Recreational Thrift

A couple years ago, there started to be an upswing of service articles in my feed on how to save money. I don’t have a tonne of money and beyond that, I am recreationally thrifty—you know the type, has a wallet full of loyalty cards, enjoys a good coupon, squeezes the toothpaste paper flat—so I always read the articles. This was at the liftoff point of grocery-store inflation, and there was panic in the air, and the articles were catering to a different market than me and my “there’s still toothpaste in there, I can smell it!” vibes. There was a lot of advice like, “Shop sales!” “Find cheaper alternatives!” And…yeah, I guess, if you are worried about money haven’t already tried those things…try them.

The articles have calmed down a bit now, but I do still read them when they pop up and friends, I still think a lot of the advice is bad. For a few reasons—1) they seem to assume the reader is an actual embryo and has never even once tried to save money (what’s a sale?) and 2) they seem to assume the reader actually HAS some extra money to invest in the larger project of coming out ahead in the long run.

Listen, I do usually have extra money (but I’m not an embryo) but I realized years ago, from times when I wasn’t as flush and from, you know, talking to other people with different lived experiences, that thrift is not a recreational project for many, and the original money-saving move is just, you know, not having things. Advice like, “buy bulk because it’s less per item, and use it up over time” is nonsense for someone who only has exactly enough money each week to buy that week’s groceries, plus has to take the bus home with only what they can carry, and has limited storage space. I personally bought 48 bags of Crispy Minis recently because they were really cheap and am storing them on top of the vacuum cleaner where they regularly fall over, but that is privilege and I understand that.

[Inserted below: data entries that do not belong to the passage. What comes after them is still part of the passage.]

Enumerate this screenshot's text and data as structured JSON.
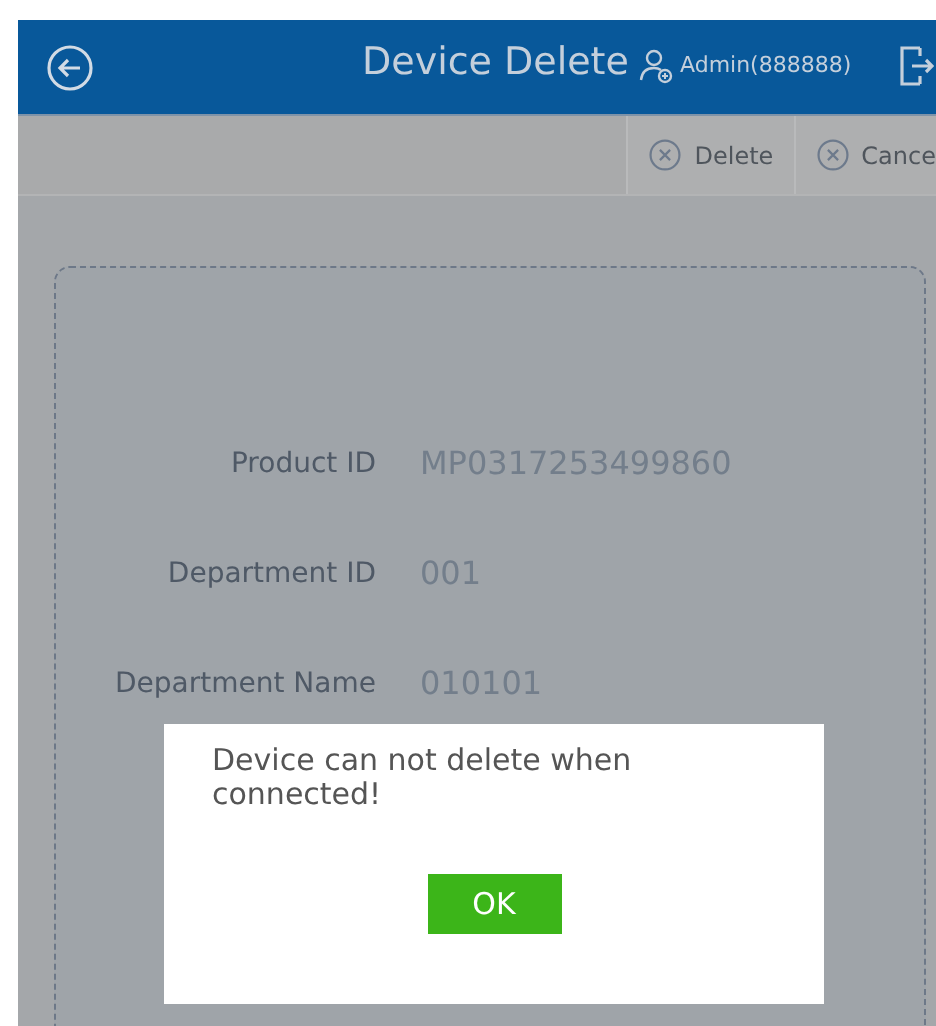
{
  "header": {
    "title": "Device Delete",
    "user": "Admin(888888)"
  },
  "toolbar": [
    {
      "label": "Delete"
    },
    {
      "label": "Cance"
    }
  ],
  "fields": [
    {
      "label": "Product ID",
      "value": "MP0317253499860"
    },
    {
      "label": "Department ID",
      "value": "001"
    },
    {
      "label": "Department Name",
      "value": "010101"
    }
  ],
  "dialog": {
    "message": "Device can not delete when connected!",
    "button": "OK"
  }
}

If you try to think of being smart about money not as a fun shopping trip or a gamified loyalty points app (where you still have to shop) but just things you can do to be on top of your finances that don’t ask a person to make an initial investment—it comes down to knowing what’s going on. I think anyone could read some of the materials in their online bank portal or their taxes and it would benefit them. And yeah, credit where credit is due, I learned a lot of this from my Mominator—who taught me not to be afraid of money or think I couldn’t handle it, which is probably the most useful money-related skill to have. Also, a small amount of credit to a holiday newsletter I got yesterday from my mortgage broken that had some financial tips along with craft ideas ??? which partially inspired this. One of the tips was to LOOK at the payments being charged on your credit card before paying in case there’s fraud, double payments, etc. It makes me very alarmed to think some people don’t do that but yeah, do that too.

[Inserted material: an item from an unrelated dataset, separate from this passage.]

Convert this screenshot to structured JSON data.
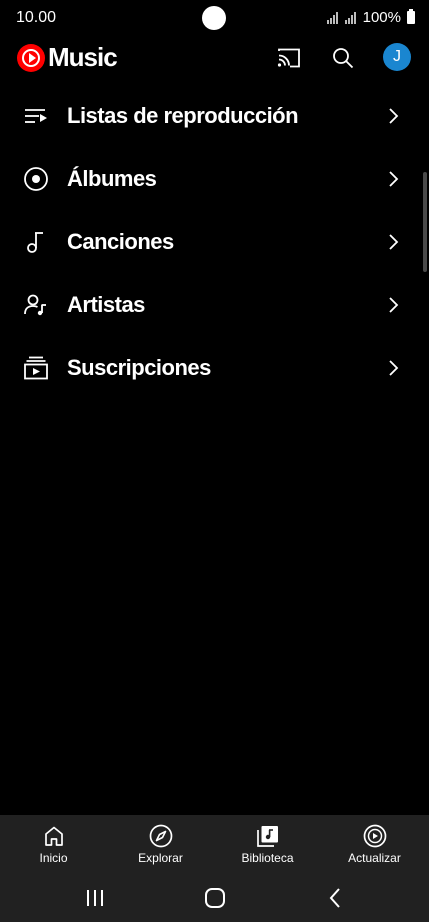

In tribute, a dialogue with my mom:

RR: They changed the name of the subway station—it’s TMU now, not Dundas.
Mominator: Yes, it’s been all over the news. People have all sorts of opinions.
RR: Well, I just found out today. I rely on you to keep me abreast of these things!
MR: I do my best! It has only been a week or so.
RR: And people are upset? It says “Dundas Street” underneath on the sign. You can figure it out.
MR: You’d think…
RR: Seriously, though, the only way I want to hear about current events is from you.
MR: I think most people get their news from their phones.
RR: I know, but that’s terrible. What if they don’t understand something and need to ask a question? What if they are upset?
MR: AI would be happy to answer questions.
RR: Yeah, but AI doesn’t know anything. It just makes things up.
MR: That’s true.
RR: You’re the only one who knows everything. You should start a news hour. We could call it the Momcast.
MR (laughing)
RR: Seriously, people would watch.

Also a dialogue ABOUT my mom:

RR: …and I was talking to my mother…
Child of Friend: Why do adults always say, “Mother” instead of “Mom” or “Mommy”? It’s so weird.
RR: Oh, that was just because I was talking to you and you don’t know her, I was being a bit formal. When I’m actually TO my mother, I call her Mominator.
Child: GOOD!

And a few extra dialogues, since I’m in that mode now:

Mark and Rebecca reading in a cafe. Mark gets up and goes to the bathroom, returns.

Rr: how was the bathroom?
MS: fine, they gave me a code. There was one bathroom without a code and one with so they gave me the code in case I needed it.
RR: ….
MS: which I did.
RR: I’m just waiting to see if this story is going anywhere.
MS: it isn’t. This story has already arrived…
RR: ok.
MS: …sat down, ordered a beer. This story is feeling quite cozy!
RR: this is my own fault. I blame myself for asking, “how was the bathroom?”
MS: yeah, that’s on a level with, “how was your shower?” A question you hate.
RR: do you think we’ve been married too long?
MS: I think we might have been married too long.

One more…

Mark (alone in his office, working)
RR (storms in) There is a magnet, you can order it on the internet. One side says “Clean” and one side says “Dirty” and you can put it on your dishwasher so you know which is which. You need to order this magnet.
MS: And when you say “you” you mean…
RR: You. I can remember what is going on with the dishwasher.